El sueldo de nuestros representantes

Entre nuestras indignaciones crónicas brilla por su constancia, junto a la humedad, la telefonía celular y la desidia de nuestros hijos adolescentes, el salario de nuestros representantes y sus indignantes aumentos.

“Remunerar todas las funciones electivas hasta ahora gratuitas y honoríficas
sería rebajar su carácter. (…) así llegará el día en el que no será más
un honor sino una causa de descrédito y de desconsideración ocupar un mandato electivo.
Ese día el sufragio universal caerá en el fango.”
Editorial del diario monárquico francés Le Soleil
Diciembre de 1880
(citado por M. Offerlé en Los oficios, la profesión y la vocación de la política)
Entre nuestras indignaciones crónicas brilla por su constancia, junto a la humedad, la telefonía celular y la desidia de nuestros hijos adolescentes, el salario de nuestros representantes y sus indignantes aumentos.

Hace dos años el escándalo lo generó el aumento implementado por el Congreso de la Nación, que fijó el sueldo de un diputado en un monto 20% superior al máximo cargo de empleados del Congreso.
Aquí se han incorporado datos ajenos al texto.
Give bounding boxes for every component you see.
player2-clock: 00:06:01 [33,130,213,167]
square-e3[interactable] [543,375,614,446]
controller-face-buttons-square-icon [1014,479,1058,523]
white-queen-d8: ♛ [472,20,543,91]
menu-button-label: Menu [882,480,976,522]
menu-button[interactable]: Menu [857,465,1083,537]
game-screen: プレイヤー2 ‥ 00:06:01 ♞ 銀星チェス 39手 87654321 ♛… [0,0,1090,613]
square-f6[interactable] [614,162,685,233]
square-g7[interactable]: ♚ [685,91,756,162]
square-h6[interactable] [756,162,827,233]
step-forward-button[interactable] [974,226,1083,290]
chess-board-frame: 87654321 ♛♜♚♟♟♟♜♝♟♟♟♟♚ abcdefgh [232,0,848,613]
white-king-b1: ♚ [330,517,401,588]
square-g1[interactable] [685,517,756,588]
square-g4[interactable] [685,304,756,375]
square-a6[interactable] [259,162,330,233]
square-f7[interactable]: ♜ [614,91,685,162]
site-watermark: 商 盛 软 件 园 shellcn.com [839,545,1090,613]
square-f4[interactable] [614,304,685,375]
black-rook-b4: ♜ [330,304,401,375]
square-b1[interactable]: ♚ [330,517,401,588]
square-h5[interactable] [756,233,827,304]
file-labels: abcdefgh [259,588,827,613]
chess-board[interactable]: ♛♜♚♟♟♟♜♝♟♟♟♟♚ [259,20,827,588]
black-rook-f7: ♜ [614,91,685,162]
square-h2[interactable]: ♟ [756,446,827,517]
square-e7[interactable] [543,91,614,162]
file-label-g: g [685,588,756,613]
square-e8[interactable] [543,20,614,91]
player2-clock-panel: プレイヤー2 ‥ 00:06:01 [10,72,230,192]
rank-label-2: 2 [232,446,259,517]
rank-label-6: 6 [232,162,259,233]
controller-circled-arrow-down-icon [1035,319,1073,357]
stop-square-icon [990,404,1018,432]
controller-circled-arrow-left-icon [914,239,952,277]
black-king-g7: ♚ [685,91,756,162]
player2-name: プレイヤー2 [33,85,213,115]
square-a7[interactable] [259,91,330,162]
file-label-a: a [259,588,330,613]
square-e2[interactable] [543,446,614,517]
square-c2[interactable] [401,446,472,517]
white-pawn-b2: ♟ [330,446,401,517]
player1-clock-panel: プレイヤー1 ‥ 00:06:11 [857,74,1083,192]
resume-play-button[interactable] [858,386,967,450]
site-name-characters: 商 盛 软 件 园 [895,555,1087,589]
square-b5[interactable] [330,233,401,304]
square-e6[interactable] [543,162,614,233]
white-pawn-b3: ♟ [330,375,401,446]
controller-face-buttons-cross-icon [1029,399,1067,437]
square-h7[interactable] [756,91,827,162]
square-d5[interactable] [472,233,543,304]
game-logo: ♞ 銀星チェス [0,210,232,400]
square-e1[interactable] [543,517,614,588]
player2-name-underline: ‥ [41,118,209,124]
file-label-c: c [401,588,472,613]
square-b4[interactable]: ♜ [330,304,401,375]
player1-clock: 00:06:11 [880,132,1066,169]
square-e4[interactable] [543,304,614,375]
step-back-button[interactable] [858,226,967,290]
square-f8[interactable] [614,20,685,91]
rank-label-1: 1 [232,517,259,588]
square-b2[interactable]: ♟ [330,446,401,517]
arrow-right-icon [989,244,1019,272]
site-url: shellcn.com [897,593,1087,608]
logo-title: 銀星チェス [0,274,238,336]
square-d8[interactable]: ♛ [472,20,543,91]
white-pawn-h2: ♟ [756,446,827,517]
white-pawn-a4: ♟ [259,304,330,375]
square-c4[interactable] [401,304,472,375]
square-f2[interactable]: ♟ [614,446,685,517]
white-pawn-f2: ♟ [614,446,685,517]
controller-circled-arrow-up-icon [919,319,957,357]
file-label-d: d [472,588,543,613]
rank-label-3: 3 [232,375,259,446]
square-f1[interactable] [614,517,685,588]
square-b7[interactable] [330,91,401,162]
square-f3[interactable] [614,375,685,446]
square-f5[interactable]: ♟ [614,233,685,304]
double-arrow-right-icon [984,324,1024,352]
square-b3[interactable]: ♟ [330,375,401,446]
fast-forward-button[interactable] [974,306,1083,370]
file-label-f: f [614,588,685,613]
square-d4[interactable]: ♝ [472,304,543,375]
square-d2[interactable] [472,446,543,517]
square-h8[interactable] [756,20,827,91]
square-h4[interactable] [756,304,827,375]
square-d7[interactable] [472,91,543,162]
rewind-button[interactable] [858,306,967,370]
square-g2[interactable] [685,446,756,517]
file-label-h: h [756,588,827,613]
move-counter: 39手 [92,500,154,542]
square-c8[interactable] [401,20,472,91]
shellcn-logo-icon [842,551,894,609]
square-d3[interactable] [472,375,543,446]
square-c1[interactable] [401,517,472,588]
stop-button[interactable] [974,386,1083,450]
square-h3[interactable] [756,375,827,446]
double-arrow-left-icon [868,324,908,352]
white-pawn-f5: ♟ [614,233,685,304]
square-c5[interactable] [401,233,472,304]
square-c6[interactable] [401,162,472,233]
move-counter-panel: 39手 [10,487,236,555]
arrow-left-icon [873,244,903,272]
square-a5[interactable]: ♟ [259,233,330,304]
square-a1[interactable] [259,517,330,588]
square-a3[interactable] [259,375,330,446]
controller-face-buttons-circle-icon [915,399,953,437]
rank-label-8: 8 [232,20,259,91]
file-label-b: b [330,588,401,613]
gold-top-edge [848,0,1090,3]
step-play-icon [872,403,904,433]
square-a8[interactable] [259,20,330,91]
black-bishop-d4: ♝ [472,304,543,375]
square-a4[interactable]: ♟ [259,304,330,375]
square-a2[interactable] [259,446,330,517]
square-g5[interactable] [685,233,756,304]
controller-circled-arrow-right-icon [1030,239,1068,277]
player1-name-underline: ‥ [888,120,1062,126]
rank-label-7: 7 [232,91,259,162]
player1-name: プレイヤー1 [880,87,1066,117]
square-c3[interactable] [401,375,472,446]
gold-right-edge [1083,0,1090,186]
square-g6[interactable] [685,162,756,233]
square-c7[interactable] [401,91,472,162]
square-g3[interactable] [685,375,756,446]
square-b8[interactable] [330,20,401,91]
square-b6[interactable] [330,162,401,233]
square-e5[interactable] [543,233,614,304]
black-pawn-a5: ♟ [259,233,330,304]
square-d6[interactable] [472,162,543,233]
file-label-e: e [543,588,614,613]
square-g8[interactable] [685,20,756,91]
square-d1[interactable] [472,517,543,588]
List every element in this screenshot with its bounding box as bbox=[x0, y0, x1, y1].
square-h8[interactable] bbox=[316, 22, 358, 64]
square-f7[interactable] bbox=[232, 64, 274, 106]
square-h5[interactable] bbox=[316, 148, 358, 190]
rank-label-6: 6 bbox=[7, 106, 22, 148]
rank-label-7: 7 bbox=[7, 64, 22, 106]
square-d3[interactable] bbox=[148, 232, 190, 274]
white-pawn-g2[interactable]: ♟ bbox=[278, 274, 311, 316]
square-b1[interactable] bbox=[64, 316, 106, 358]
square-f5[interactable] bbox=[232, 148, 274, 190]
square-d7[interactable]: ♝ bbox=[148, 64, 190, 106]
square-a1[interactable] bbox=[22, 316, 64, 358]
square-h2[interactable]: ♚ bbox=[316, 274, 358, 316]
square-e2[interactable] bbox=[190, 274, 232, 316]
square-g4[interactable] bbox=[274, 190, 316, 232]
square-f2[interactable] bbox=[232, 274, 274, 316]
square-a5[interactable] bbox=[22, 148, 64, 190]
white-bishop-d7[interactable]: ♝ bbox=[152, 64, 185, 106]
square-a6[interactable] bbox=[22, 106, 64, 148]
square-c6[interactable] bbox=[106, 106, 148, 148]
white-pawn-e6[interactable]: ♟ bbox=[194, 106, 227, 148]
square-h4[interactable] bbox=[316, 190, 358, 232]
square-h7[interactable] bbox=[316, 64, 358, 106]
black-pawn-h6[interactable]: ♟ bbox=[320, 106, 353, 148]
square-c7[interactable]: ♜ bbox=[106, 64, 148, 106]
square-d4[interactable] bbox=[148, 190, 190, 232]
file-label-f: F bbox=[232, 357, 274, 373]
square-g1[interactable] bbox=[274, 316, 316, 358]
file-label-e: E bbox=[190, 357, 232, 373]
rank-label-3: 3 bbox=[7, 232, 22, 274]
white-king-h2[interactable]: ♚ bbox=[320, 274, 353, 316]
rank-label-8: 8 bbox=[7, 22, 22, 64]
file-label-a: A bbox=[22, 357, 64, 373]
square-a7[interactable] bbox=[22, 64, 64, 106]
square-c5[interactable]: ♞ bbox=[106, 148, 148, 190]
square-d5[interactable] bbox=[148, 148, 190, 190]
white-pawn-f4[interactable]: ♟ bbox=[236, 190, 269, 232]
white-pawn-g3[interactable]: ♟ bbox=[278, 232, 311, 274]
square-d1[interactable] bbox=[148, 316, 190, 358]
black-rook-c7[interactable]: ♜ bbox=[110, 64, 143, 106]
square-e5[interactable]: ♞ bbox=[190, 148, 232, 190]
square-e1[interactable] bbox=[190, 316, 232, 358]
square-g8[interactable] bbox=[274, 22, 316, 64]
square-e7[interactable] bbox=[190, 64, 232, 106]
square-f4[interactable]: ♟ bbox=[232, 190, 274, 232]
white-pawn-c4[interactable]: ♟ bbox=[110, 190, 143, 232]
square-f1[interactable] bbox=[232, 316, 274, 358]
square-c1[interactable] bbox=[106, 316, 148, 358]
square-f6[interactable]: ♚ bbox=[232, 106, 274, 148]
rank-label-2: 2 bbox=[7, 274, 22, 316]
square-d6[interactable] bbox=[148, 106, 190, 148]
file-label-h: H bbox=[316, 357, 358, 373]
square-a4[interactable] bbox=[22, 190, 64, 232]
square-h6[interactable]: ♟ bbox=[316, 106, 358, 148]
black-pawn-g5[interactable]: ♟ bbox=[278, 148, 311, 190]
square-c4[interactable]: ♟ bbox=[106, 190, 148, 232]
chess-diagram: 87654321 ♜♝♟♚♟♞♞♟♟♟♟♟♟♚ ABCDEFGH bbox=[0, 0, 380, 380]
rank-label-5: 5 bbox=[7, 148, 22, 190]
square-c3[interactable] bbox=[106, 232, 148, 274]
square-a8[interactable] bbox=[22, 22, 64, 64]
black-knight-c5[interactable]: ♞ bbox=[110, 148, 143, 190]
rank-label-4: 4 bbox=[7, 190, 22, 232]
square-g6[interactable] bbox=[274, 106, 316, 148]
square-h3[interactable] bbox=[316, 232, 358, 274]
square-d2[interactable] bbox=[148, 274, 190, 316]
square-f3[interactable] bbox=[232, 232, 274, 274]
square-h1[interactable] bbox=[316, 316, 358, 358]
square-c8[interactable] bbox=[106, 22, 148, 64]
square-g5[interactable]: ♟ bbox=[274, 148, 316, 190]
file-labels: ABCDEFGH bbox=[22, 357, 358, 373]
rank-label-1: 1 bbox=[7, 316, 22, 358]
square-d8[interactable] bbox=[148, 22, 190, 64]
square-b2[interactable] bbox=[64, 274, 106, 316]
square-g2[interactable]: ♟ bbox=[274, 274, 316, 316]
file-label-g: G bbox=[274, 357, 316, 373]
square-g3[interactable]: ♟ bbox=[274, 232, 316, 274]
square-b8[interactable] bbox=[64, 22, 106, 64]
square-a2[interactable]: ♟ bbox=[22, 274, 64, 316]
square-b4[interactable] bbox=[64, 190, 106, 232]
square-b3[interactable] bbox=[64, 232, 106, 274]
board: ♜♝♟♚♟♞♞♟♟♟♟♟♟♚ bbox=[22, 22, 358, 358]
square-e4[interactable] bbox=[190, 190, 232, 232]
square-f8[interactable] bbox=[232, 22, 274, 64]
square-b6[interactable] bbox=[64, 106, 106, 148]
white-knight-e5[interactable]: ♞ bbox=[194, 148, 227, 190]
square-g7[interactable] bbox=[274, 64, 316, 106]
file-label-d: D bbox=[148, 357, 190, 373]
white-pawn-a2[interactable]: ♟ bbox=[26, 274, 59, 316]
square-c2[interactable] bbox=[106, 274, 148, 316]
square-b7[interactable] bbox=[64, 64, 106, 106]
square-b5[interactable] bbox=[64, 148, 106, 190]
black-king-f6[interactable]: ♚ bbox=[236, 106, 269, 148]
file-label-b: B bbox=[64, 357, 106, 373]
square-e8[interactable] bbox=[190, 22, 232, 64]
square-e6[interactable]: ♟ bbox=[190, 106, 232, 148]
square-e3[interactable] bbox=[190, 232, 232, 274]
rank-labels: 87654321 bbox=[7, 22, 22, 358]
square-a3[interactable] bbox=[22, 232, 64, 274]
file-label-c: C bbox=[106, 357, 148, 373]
Por estos días la indignación le tocó a la Legislatura porteña que rechazó el heroico proyecto del MST-Nueva Izquierda de reducir el sueldo de un legislador equiparándolo al de una directora de escuela.

El rechazo de los legisladores a ganar la mitad por llevar a cabo el mismo trabajo enfureció incluso a un académico sereno como Roberto Gargarella que denunció al kirchnerismo tanto por “dejar marcada la política por el narcotráfico y la megacorrupción” como por propiciar junto al PRO “el sueldazo” en la Legislatura porteña.

Pudiendo vivir cómodamente con las ganancias del narcotráfico y la megacorrupción, suena efectivamente disparatado que los legisladores kirchneristas se obstinen en defender sus sueldos. Son insaciables.

La reducción de los ingresos de nuestros representantes es una letanía habitual de la izquierda químicamente pura. Luego de lograr la notable proeza de ingresar al Congreso nacional, el FIT (Frente de Izquierda y de los Trabajadores) presentó un proyecto para equiparar el sueldo de los diputados al de un maestro o un obrero especializado. Por su lado, los jóvenes diputados de la izquierda chilena que llegaron al Congreso luego de liderar las revueltas estudiantiles a favor de la educación pública, a la vez que se maravillan por el enorme gasto público de los países escandinavos proponen disminuir el de su país, al menos en lo correspondiente a sus sueldos. Del otro lado del Atlántico, el nuevo espacio político español PODEMOS critica la corrupción pero también se escandaliza por los sueldos de ministros y diputados.

Esos espacios que dicen representar a las clases más desfavorecidas, en lugar de exigir mejores sueldos para una mayor dedicación y más recursos para contar con más asesores, más abogados y más técnicos que les permitan defender mejor los derechos de sus representados frente a corporaciones con recursos casi ilimitados, exigen, al contrario, desprenderse de recursos ya existentes. Padecen la extraña manía de dedicarla más tiempo a buscar reducir sus ingresos que a intentar aumentar los de sus votantes.

El argumento invocado, además de la soberbia moral, suele ser que atar su remuneración a la de un maestro es un gran incentivo para que nuestros diputados trabajen para aumentar los ingresos docentes. Lo extraño es que, si de eficacia se trata, nunca se exija lo mismo de, por ejemplo, los CEOs de las empresas más importantes del país o incluso de la jerarquía eclesiástica. Ese incentivo sobre el enorme poder de nuestras principales corporaciones y de la Iglesia lograría sin duda un resultado apreciable sobre los haberes docentes.

En realidad, sin buscarlo, los jóvenes diputados de la izquierda chilena transitan un camino similar al del Reglamento para el Gobierno Provisorio de 1814, que establecía el principio de gratuidad de la novel función legislativa ya que sostenía que el ejercicio de ésta debía estar motivado por “la dedicación y el patriotismo”. Una exigencia virtuosa que frenaba de hecho la representación política a quien no hubiera tomado la precaución de ser rentista.

Al no buscar equiparar los ingresos de nuestras élites públicas con respecto a las privadas y al contrario, querer condicionar los ingresos de nuestros representantes a ciertos absolutos morales, la izquierda químicamente pura no sólo es funcional al pensamiento reaccionario, como el expresado por el diario monárquico citado al principio, sino que, paradójicamente, atenta contra los logros que la propia izquierda obtuvo durante el siglo XIX para quitarle a la oligarquía el monopolio de los cargos políticos.